Bacteria that run on electricity

It’s hard for us in the 21st century to imagine life without electricity. However, biologists at the University of Southern California (USC) have discovered that some bacteria had it first. Instead of digesting food for energy, they are “essentially eating and excreting electricity.” Lead researcher Kenneth Nealson is growing these germs on electrodes—the equivalent of humans trying to power up by “shoving our fingers in a DC electrical socket”, which he doesn’t recommend.

The higher voltage electrode generates an excess of high-energy electrons that ‘feed’ the bacteria, which ‘excrete’ electrons onto the lower-voltage electrode that accepts them. This makes an electric current that ‘powers’ the bacteria.
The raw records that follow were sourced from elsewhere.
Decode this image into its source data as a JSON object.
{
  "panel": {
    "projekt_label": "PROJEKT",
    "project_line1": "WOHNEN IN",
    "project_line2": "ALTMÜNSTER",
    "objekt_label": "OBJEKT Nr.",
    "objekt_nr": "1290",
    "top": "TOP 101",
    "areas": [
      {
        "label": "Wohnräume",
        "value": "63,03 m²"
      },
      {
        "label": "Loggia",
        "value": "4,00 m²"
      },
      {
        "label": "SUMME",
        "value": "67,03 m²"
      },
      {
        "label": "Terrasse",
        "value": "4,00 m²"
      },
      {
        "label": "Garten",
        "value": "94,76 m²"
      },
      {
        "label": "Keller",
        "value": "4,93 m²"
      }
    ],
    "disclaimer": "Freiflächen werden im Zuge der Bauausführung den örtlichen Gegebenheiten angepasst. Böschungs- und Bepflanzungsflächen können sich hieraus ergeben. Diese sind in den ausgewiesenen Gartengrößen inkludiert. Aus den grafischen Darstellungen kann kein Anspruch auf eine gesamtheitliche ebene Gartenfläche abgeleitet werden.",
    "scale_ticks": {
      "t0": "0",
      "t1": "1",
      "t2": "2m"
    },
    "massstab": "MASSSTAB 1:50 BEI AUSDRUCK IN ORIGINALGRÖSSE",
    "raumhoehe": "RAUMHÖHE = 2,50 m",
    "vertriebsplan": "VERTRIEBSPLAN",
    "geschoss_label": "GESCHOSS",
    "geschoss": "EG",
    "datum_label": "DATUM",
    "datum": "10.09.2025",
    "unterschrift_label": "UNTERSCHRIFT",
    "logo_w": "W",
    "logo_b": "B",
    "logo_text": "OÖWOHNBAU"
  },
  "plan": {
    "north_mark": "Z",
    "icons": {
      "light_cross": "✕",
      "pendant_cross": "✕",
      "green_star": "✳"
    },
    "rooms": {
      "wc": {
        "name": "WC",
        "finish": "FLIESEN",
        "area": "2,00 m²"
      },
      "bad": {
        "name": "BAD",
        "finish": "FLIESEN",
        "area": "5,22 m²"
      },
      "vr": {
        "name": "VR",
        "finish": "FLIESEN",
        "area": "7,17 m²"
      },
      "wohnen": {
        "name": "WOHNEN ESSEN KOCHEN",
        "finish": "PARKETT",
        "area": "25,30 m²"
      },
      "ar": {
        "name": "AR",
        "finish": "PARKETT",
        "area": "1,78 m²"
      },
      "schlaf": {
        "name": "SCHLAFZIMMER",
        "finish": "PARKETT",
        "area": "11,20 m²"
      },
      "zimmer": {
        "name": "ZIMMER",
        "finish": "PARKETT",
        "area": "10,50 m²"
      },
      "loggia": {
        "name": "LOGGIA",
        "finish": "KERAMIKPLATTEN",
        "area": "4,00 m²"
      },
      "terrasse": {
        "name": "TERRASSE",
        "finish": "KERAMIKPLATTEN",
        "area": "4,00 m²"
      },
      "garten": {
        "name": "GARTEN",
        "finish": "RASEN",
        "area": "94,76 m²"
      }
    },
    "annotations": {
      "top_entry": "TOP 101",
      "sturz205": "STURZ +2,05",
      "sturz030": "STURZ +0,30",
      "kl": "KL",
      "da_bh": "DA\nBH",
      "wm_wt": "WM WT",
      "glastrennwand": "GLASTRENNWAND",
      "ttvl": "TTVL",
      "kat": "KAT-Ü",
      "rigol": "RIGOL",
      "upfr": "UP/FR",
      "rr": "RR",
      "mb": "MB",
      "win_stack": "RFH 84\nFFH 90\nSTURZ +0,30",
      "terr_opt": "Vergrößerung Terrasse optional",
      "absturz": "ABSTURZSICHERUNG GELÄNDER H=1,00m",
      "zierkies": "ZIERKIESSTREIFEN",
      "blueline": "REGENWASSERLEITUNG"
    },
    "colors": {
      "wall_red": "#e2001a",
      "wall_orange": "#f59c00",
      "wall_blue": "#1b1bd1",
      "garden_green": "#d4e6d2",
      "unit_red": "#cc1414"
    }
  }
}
Dr Nealson says that it’s a huge discovery of a “whole part of the microbial world that we don’t know about.” His Ph.D. student Annette Rowe has discovered eight kinds of ‘electron-eating’ bacteria. But he points out that it’s really not that surprising—all life, including ours, fundamentally runs on electron flow. E.g. we eat carbohydrates that have excess electrons, and breathe oxygen that readily takes electrons. The reactions are very complex, but in our cells they create a voltage, which in turn generates an electrical current of protons. This positively-charged electricity runs the world’s tiniest motor, ATP synthase, which makes ATP (adenosine triphosphate), the ‘energy currency of life’ (Creation 31(4):21–23, 2009; creation.com/atp-synthase).

  • Brahic, C., Meet the electric life forms that live on pure energy, New Scientist 223(2978):5,8–9, 19 July 2014.
  • Anthony, S., Biologists discover electric bacteria that eat pure electrons rather than sugar, redefining the tenacity of life, extremetech.com, 18 July 2014.